It has been argued that: Contrary to what we’ve been told, the currents near the outfalls do not carry the sewage out into the Pacific. Rather, because currents change direction with the ebb and flow of the tide, a lot of the sewage either stays nearby or flows back into Georgia Strait and Puget Sound.

This is the Counter-Argument:

The Victoria outfall discharges pose no threat to Puget Sound, Georgia Strait, Juan de Fuca Strait, or the Pacific Ocean.

Ocean currents in eastern Juan de Fuca Strait consist of tidal, storm driven (See: Flux into the Strait of Georgia) and estuarine components. Superimposed on the tidal and storm driven current components are the more persistent estuarine currents driven by the hydraulic head of the Fraser River as it enters the Strait of Georgia near Vancouver resulting in a net flow toward the Pacific Ocean. In addition, the quantities of dissolved effluent are so small (theoretically 9ppm) that they cannot be measured more than a few hundred meters from the outfalls.

Analysis: Flood tide currents cannot transport anything from Victoria's two deep sea outfalls more than a few kilometers into Haro Strait. The Strait of Georgia is located about 50 kilometers North East of Victoria. Ebb tides flow in the opposite direction out towards Race Rocks. The net effect of the tidal movement component within the daily (25 hour) tidal cycle is close to zero. The estuarine (or residual) current is estimated to consistently flow at rates of 10 to 20 cm/sec occasionally reaching maximums of 40 cm/sec out past Victoria towards the Pacific Ocean. 

Conclusions: There is no credible evidence that any significant quantities of sewage from Victoria’s long outfalls enter the Strait of Georgia, Puget Sound or the Pacific Ocean by natural oceanographic processes. 

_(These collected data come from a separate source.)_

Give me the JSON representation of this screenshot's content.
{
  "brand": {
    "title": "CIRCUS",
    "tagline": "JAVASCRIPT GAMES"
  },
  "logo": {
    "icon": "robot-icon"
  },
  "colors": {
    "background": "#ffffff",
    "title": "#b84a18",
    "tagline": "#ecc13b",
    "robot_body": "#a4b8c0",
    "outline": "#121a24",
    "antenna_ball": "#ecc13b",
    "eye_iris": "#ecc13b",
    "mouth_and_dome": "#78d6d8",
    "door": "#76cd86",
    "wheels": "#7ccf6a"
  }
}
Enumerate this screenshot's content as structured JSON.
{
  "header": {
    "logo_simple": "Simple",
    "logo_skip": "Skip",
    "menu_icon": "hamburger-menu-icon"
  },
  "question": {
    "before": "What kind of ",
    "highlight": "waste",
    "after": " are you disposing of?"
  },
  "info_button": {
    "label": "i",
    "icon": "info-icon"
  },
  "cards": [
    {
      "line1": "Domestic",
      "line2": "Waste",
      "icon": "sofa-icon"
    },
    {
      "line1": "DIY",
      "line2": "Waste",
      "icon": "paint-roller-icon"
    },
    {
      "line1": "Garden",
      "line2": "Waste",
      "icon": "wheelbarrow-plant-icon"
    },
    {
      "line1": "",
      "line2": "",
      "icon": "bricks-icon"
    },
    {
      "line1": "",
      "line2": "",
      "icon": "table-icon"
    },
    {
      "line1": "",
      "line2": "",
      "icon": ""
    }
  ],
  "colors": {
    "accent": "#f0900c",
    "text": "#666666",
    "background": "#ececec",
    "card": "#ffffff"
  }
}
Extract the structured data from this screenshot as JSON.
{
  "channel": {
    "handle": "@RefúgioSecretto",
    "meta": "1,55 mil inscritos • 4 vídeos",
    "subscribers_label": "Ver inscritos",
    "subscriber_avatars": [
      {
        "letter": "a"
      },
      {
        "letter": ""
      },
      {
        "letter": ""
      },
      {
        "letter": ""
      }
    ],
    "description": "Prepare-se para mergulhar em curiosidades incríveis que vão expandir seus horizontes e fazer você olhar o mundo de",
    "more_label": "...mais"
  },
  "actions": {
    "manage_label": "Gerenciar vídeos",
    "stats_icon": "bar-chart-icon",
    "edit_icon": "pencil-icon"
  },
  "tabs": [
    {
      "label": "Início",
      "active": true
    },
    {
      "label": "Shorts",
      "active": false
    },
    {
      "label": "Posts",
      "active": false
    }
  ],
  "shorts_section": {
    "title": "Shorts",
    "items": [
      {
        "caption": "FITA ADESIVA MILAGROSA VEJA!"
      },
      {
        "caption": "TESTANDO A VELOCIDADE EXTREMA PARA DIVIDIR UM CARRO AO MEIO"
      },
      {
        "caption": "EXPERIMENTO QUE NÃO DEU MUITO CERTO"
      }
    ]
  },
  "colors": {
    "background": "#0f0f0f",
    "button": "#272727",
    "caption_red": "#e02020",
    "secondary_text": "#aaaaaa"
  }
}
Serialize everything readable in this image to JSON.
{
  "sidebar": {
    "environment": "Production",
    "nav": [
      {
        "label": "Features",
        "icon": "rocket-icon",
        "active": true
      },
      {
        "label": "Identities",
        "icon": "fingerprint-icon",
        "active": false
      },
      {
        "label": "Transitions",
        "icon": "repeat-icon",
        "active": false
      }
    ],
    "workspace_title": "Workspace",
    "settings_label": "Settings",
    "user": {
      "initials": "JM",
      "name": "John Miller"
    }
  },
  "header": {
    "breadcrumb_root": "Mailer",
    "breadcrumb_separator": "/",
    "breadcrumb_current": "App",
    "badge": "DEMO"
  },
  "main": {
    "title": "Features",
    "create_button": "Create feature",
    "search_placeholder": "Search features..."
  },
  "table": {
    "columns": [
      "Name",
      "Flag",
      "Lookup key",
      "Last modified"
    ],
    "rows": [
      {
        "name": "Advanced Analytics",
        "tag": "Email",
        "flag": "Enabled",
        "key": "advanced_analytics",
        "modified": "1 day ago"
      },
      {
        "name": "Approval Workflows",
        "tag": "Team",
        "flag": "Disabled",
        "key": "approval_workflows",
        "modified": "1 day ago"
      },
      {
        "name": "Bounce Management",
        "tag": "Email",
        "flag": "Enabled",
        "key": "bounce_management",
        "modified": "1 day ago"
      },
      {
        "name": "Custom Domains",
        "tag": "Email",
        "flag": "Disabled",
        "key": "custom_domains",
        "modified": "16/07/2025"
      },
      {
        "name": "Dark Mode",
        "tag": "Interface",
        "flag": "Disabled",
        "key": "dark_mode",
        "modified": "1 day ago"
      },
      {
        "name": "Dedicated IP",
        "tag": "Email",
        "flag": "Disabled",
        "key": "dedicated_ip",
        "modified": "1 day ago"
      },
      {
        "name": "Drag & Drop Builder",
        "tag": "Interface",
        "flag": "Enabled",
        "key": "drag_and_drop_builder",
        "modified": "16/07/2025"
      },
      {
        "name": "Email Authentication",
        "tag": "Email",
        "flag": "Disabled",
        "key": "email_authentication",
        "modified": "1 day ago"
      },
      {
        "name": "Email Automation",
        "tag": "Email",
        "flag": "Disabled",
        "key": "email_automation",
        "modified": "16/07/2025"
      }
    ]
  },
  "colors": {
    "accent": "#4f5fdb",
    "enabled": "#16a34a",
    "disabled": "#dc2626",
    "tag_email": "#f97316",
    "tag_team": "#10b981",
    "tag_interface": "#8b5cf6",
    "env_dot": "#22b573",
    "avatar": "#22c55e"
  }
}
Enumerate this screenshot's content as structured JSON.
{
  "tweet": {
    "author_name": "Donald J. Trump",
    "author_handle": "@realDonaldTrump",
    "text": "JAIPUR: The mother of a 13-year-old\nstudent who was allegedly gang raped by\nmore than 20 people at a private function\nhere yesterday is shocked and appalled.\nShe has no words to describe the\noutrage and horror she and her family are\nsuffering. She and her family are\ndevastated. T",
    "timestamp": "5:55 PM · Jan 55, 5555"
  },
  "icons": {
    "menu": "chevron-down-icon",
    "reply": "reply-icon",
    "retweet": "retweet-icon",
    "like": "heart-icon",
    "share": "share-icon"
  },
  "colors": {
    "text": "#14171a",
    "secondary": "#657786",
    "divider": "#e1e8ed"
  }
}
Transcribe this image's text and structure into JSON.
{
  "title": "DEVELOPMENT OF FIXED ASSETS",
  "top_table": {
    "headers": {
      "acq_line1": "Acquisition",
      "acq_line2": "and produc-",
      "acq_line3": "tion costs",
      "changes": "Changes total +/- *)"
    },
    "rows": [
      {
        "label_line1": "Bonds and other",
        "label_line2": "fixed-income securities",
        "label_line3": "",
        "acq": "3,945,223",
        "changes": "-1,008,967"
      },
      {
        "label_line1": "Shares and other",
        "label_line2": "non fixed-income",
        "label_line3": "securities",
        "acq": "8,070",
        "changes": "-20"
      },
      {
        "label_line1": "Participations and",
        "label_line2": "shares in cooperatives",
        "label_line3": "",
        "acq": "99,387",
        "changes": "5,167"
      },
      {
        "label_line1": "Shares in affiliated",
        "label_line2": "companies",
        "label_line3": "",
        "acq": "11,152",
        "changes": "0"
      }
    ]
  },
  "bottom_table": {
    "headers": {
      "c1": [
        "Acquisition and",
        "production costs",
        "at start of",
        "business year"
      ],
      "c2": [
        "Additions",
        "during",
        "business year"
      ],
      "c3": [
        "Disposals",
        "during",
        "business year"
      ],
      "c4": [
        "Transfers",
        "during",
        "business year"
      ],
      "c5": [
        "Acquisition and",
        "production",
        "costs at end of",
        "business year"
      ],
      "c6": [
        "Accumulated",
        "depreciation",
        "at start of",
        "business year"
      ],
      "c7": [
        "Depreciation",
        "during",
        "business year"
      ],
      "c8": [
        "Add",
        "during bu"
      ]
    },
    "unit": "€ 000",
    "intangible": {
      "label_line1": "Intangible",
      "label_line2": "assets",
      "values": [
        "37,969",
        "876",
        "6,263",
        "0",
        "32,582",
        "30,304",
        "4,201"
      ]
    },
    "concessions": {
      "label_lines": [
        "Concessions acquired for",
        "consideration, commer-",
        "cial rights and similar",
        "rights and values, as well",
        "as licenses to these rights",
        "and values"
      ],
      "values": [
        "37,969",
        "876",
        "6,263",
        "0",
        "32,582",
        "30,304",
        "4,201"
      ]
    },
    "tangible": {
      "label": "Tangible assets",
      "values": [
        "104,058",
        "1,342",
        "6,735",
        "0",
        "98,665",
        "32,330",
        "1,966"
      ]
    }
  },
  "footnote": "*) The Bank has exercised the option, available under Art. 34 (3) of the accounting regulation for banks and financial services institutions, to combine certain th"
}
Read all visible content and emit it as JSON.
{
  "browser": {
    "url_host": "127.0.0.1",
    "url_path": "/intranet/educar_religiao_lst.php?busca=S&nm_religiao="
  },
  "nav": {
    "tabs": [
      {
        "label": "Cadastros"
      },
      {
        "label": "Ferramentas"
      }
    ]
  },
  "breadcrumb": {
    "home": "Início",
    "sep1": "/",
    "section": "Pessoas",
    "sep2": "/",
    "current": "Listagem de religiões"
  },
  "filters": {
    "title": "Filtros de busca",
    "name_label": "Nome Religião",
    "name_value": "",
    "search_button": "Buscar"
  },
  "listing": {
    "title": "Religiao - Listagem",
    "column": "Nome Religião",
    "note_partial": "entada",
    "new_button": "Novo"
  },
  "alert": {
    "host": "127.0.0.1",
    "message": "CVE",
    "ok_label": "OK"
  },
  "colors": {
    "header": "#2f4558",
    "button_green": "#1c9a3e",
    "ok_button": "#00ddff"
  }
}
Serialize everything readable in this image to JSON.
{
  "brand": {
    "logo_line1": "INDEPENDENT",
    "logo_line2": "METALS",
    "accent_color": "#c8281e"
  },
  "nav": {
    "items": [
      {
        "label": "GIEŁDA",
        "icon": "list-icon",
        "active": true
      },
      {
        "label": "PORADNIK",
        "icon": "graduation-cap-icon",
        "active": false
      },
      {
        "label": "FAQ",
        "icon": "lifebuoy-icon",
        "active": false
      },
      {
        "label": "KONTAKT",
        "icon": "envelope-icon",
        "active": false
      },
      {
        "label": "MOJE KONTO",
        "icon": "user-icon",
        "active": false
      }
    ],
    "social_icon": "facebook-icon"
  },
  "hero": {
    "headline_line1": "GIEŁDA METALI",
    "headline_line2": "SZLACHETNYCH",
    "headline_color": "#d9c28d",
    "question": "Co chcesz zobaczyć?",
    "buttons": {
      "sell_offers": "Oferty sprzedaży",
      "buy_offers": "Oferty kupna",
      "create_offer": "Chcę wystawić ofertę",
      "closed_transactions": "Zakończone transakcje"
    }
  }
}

The great volume of fresh water from all the rivers flowing into the Georgia/Puget basin is what drives this residual current. The possibility of minute quantities of dissolved effluent from Victoria entering the Strait of Georgia or Puget Sound through tidal mixing and refluxing processes is as unlikely as effluent discharged from the Annacis Island treatment plant near the mouth of the Fraser River migrating upstream to beyond Chilliwack. This same residual current is also responsible for moving dissolved effluent from Puget Sound into the southern Strait of Georgia and then out through Haro and Juan de Fuca Straits, past Victoria. A model study prepared for the BC/Washington Marine Science Panel in 1994 by Seattle Oceanographer E.D. Cokelet indicated that dissolved effluent in the waters off Victoria originated primarily from Vancouver (100 ppm or 52.1%), Seattle (83 ppm or 43.2%) with less than 5% originating from Victoria (9 ppm). If sewage ever proves to be a problem in our waters (it hasn’t to date), then maybe we should look seriously at where most of it is coming from.